Dan Bongino of the FBI announced on Tuesday that the agency has opened an investigation into “allegations of targetd violence against religious groups at the Seattle concert.” This follows an incident on Sunday in which Mayday USA, a Christian group, held a permitted concert in Cal Anderson Park which drew Antifa counter-protesters who then attacked the Christians.

Following the attack, Seattle Mayor Bruce Harrell condemned the Christian group who was attacked, claiming that they were “far-right” and had no business holding an event in the park due to its proximity to the locus of the LGBTQ+ community. 23 arrests were made among the militants who showed up to harass the Christian event.

“We have asked our team to fully investigate allegations of targeted violence against religious groups at the Seattle concert. Freedom of religion isn’t a suggestion,” Bongino said.

“Today’s far-right rally was held here for this very reason – to provoke a reaction by promoting beliefs that are inherently opposed to our city’s values in the heart of Seattle’s most prominent LGBTQ+ neighborhood,” Harrell said following the event on Saturday.

“When the humanity of trans people and those who have been historically marginalized is questioned, we triumph by demonstrating our values through our words and peaceful protest – we lose our voice when this is disrupted by violence, chaos, and confusion,” Harrell went on. 

This led to calls for Harrell’s resignation and those calls turned into a protest on Tuesday where the Christian group protested Harrell and more Antifa and trans activists showed up to protest the Christians.

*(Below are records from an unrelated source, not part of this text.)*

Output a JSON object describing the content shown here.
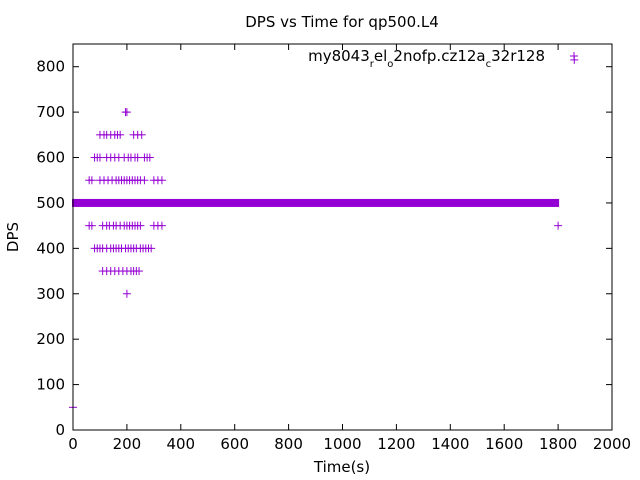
{
  "chart_data": {
    "type": "scatter",
    "title": "DPS vs Time for qp500.L4",
    "xlabel": "Time(s)",
    "ylabel": "DPS",
    "xlim": [
      0,
      2000
    ],
    "ylim": [
      0,
      850
    ],
    "x_ticks": [
      0,
      200,
      400,
      600,
      800,
      1000,
      1200,
      1400,
      1600,
      1800,
      2000
    ],
    "y_ticks": [
      0,
      100,
      200,
      300,
      400,
      500,
      600,
      700,
      800
    ],
    "grid": false,
    "legend_position": "top-right",
    "marker": "plus",
    "series_color": "#9400d3",
    "series": [
      {
        "name_parts": [
          {
            "text": "my8043",
            "sub": false
          },
          {
            "text": "r",
            "sub": true
          },
          {
            "text": "el",
            "sub": false
          },
          {
            "text": "o",
            "sub": true
          },
          {
            "text": "2nofp.cz12a",
            "sub": false
          },
          {
            "text": "c",
            "sub": true
          },
          {
            "text": "32r128",
            "sub": false
          }
        ],
        "line_500": {
          "x_start": 0,
          "x_end": 1800,
          "y": 500
        },
        "points": [
          [
            0,
            50
          ],
          [
            200,
            300
          ],
          [
            1800,
            450
          ],
          [
            1860,
            815
          ],
          [
            195,
            700
          ],
          [
            200,
            700
          ],
          [
            110,
            350
          ],
          [
            125,
            350
          ],
          [
            140,
            350
          ],
          [
            155,
            350
          ],
          [
            170,
            350
          ],
          [
            185,
            350
          ],
          [
            200,
            350
          ],
          [
            215,
            350
          ],
          [
            225,
            350
          ],
          [
            235,
            350
          ],
          [
            245,
            350
          ],
          [
            80,
            400
          ],
          [
            90,
            400
          ],
          [
            100,
            400
          ],
          [
            110,
            400
          ],
          [
            125,
            400
          ],
          [
            140,
            400
          ],
          [
            150,
            400
          ],
          [
            160,
            400
          ],
          [
            170,
            400
          ],
          [
            180,
            400
          ],
          [
            195,
            400
          ],
          [
            205,
            400
          ],
          [
            215,
            400
          ],
          [
            225,
            400
          ],
          [
            235,
            400
          ],
          [
            250,
            400
          ],
          [
            260,
            400
          ],
          [
            270,
            400
          ],
          [
            280,
            400
          ],
          [
            290,
            400
          ],
          [
            60,
            450
          ],
          [
            70,
            450
          ],
          [
            110,
            450
          ],
          [
            125,
            450
          ],
          [
            135,
            450
          ],
          [
            150,
            450
          ],
          [
            160,
            450
          ],
          [
            175,
            450
          ],
          [
            190,
            450
          ],
          [
            200,
            450
          ],
          [
            210,
            450
          ],
          [
            220,
            450
          ],
          [
            230,
            450
          ],
          [
            240,
            450
          ],
          [
            250,
            450
          ],
          [
            300,
            450
          ],
          [
            315,
            450
          ],
          [
            330,
            450
          ],
          [
            60,
            550
          ],
          [
            70,
            550
          ],
          [
            100,
            550
          ],
          [
            115,
            550
          ],
          [
            130,
            550
          ],
          [
            145,
            550
          ],
          [
            160,
            550
          ],
          [
            170,
            550
          ],
          [
            180,
            550
          ],
          [
            190,
            550
          ],
          [
            200,
            550
          ],
          [
            210,
            550
          ],
          [
            220,
            550
          ],
          [
            230,
            550
          ],
          [
            240,
            550
          ],
          [
            250,
            550
          ],
          [
            265,
            550
          ],
          [
            300,
            550
          ],
          [
            315,
            550
          ],
          [
            330,
            550
          ],
          [
            80,
            600
          ],
          [
            90,
            600
          ],
          [
            100,
            600
          ],
          [
            125,
            600
          ],
          [
            140,
            600
          ],
          [
            155,
            600
          ],
          [
            170,
            600
          ],
          [
            190,
            600
          ],
          [
            205,
            600
          ],
          [
            215,
            600
          ],
          [
            230,
            600
          ],
          [
            240,
            600
          ],
          [
            265,
            600
          ],
          [
            275,
            600
          ],
          [
            285,
            600
          ],
          [
            100,
            650
          ],
          [
            115,
            650
          ],
          [
            125,
            650
          ],
          [
            140,
            650
          ],
          [
            155,
            650
          ],
          [
            165,
            650
          ],
          [
            175,
            650
          ],
          [
            225,
            650
          ],
          [
            240,
            650
          ],
          [
            255,
            650
          ]
        ]
      }
    ]
  }
}
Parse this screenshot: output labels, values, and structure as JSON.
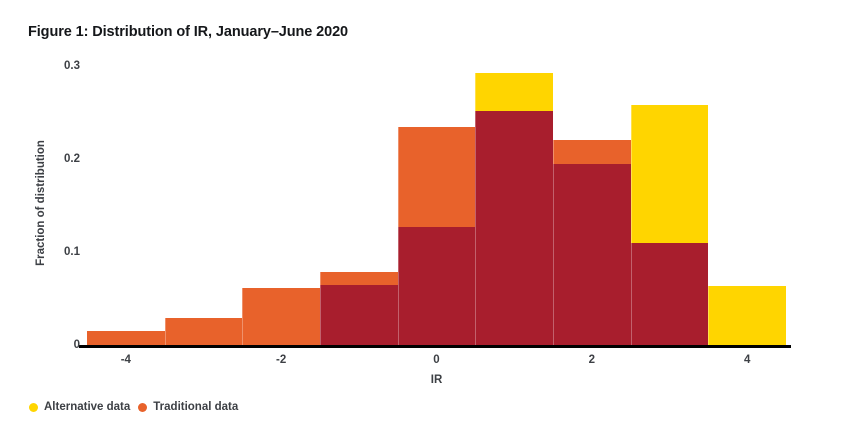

It was later revealed that, despite Harrell’s protestations against the Christian group and his complaints over the location of their event, city officials had previously suggested that the event happen in the park. Event organizers had suggested Pike Street, the location of the iconic Pike Place Market, but an official said that “other Seattle Parks locations” should be considered, including Cal Anderson Park on Capitol Hill where the event did go forward.